Metadata-Version: 2.4
Name: libsegmenter
Version: 1.0.8
Summary: An opinionated segmentation library for (machine learning) audio
Requires-Python: >=3.10
Description-Content-Type: text/markdown
Requires-Dist: numpy==1.26.4
Requires-Dist: scipy>=1.15.2
Provides-Extra: torch
Requires-Dist: torch>=2.6.0; extra == "torch"
Provides-Extra: octave
Requires-Dist: oct2py>=5.8.0; extra == "octave"
Provides-Extra: tensorflow
Requires-Dist: tensorflow-cpu>=2.14.0; extra == "tensorflow"

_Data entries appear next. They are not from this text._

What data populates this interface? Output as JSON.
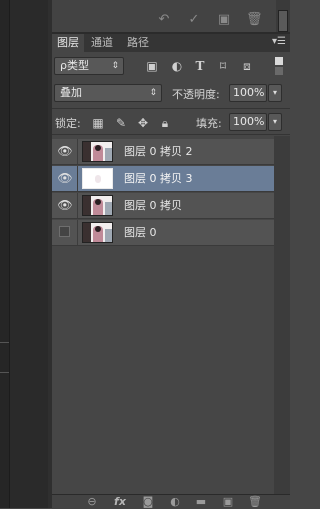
{
  "upper_toolbar": {
    "icons": [
      "undo-icon",
      "check-icon",
      "new-document-icon",
      "trash-icon"
    ]
  },
  "tabs": [
    {
      "label": "图层",
      "active": true
    },
    {
      "label": "通道",
      "active": false
    },
    {
      "label": "路径",
      "active": false
    }
  ],
  "filter": {
    "kind_label": "ρ类型",
    "icons": [
      "image-filter-icon",
      "adjustment-filter-icon",
      "text-filter-icon",
      "shape-filter-icon",
      "smartobject-filter-icon"
    ]
  },
  "blend": {
    "mode": "叠加",
    "opacity_label": "不透明度:",
    "opacity_value": "100%"
  },
  "lock": {
    "label": "锁定:",
    "fill_label": "填充:",
    "fill_value": "100%"
  },
  "layers": [
    {
      "name": "图层 0 拷贝 2",
      "visible": true,
      "selected": false,
      "thumb": "photo"
    },
    {
      "name": "图层 0 拷贝 3",
      "visible": true,
      "selected": true,
      "thumb": "white"
    },
    {
      "name": "图层 0 拷贝",
      "visible": true,
      "selected": false,
      "thumb": "photo"
    },
    {
      "name": "图层 0",
      "visible": false,
      "selected": false,
      "thumb": "photo"
    }
  ],
  "bottom_toolbar": {
    "fx_label": "fx",
    "icons": [
      "link-icon",
      "fx-icon",
      "mask-icon",
      "adjustment-icon",
      "folder-icon",
      "new-layer-icon",
      "trash-icon"
    ]
  }
}
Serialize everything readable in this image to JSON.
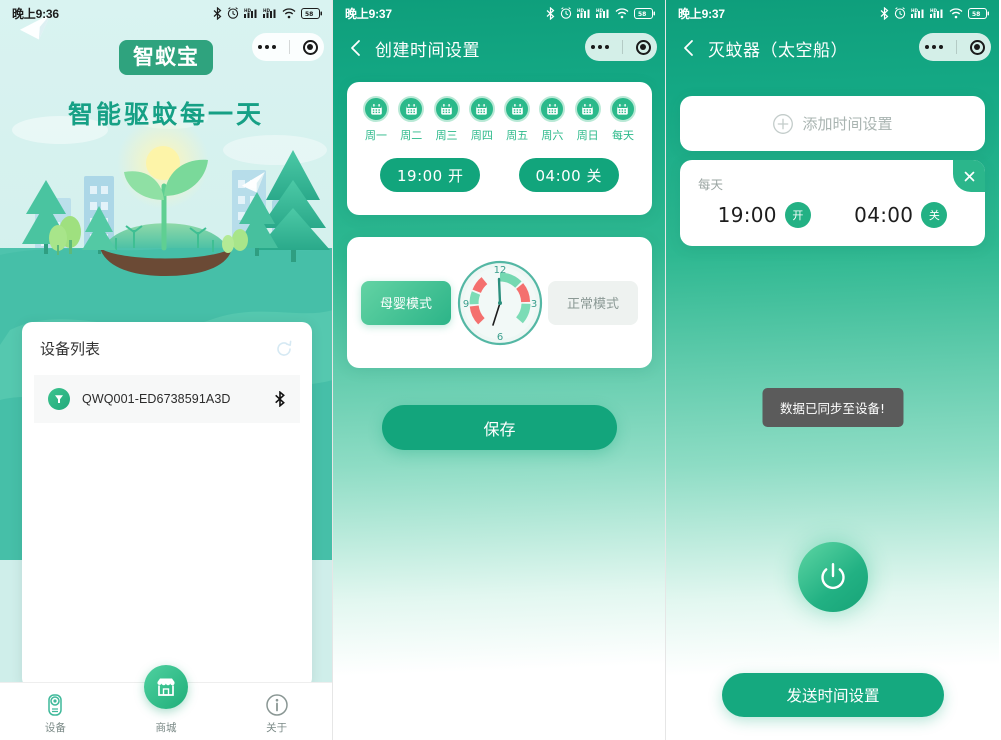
{
  "colors": {
    "brand_green": "#13a57c",
    "brand_green_light": "#2bb98a",
    "accent_mint": "#5ed6a4",
    "toast_bg": "#5b5b5b",
    "inactive_gray": "#eef2f0",
    "clock_red": "#f4706e"
  },
  "panel1": {
    "statusbar": {
      "time": "晚上9:36",
      "battery": "58"
    },
    "capsule": {
      "more_icon": "more-dots-icon",
      "target_icon": "target-icon"
    },
    "logo": "智蚁宝",
    "tagline": "智能驱蚊每一天",
    "device_list": {
      "title": "设备列表",
      "refresh_icon": "refresh-icon",
      "items": [
        {
          "icon": "device-icon",
          "name": "QWQ001-ED6738591A3D",
          "status_icon": "bluetooth-icon"
        }
      ]
    },
    "tabs": [
      {
        "icon": "device-camera-icon",
        "label": "设备",
        "active": false
      },
      {
        "icon": "store-icon",
        "label": "商城",
        "active": true
      },
      {
        "icon": "info-icon",
        "label": "关于",
        "active": false
      }
    ]
  },
  "panel2": {
    "statusbar": {
      "time": "晚上9:37",
      "battery": "58"
    },
    "nav": {
      "back_icon": "chevron-left-icon",
      "title": "创建时间设置"
    },
    "weekdays": [
      {
        "label": "周一",
        "icon": "calendar-icon"
      },
      {
        "label": "周二",
        "icon": "calendar-icon"
      },
      {
        "label": "周三",
        "icon": "calendar-icon"
      },
      {
        "label": "周四",
        "icon": "calendar-icon"
      },
      {
        "label": "周五",
        "icon": "calendar-icon"
      },
      {
        "label": "周六",
        "icon": "calendar-icon"
      },
      {
        "label": "周日",
        "icon": "calendar-icon"
      },
      {
        "label": "每天",
        "icon": "calendar-icon"
      }
    ],
    "time_pills": [
      {
        "value": "19:00 开"
      },
      {
        "value": "04:00 关"
      }
    ],
    "modes": {
      "left": {
        "label": "母婴模式",
        "active": true
      },
      "right": {
        "label": "正常模式",
        "active": false
      }
    },
    "clock": {
      "ticks": [
        "12",
        "3",
        "6",
        "9"
      ]
    },
    "save_label": "保存"
  },
  "panel3": {
    "statusbar": {
      "time": "晚上9:37",
      "battery": "58"
    },
    "nav": {
      "back_icon": "chevron-left-icon",
      "title": "灭蚊器（太空船）"
    },
    "add_schedule": {
      "label": "添加时间设置",
      "icon": "plus-circle-icon"
    },
    "schedule": {
      "day": "每天",
      "close_icon": "close-icon",
      "slots": [
        {
          "time": "19:00",
          "badge": "开"
        },
        {
          "time": "04:00",
          "badge": "关"
        }
      ]
    },
    "toast": "数据已同步至设备!",
    "power_button": {
      "icon": "power-icon"
    },
    "send_label": "发送时间设置"
  }
}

# The `libsegmenter` audio segmentation library
A small library intended to provide helper functions for block-based processing 
in Python. 

Find out more by exploring the code or reading 
[the docs](https://nielsdekoeijer.github.io/libsegmenter/).

## About
The main idea is to help the user choose a combination of window function and 
hop size, which satisfy the constant-overlap-add (COLA) condition, i.e., 
if the processing does not modify the blocks, the act of segmenting and 
un-segmenting the input audio data should be perfectly reconstructing 
(with some potential latency introduced by the system).

The library currently supports three  different modes of operation

- Overlap-Add (`ola`), where a rectangular window is applied to the input 
    frames, and the specified window is applied to the output frames prior to 
    reconstruction. This mode is intended for block-based processing in the 
    time-domain, where the purposed of the overlapping windows is to 
    interpolate the discontinuities between adjacent frames prior to 
    reconstruction.

- Weighted Overlap-Add (`wola`), where a square-root (COLA)-window is applied 
    to both the input frame and output frame. This mode is intended for 
    processing in the frequency domain along the lines of Short-time Fourier 
    Transform (STFT) processing.

- Analysis (`analysis`), where a window is applied to the input frames and
    disables computing output frames. Useful to obtain spectrograms.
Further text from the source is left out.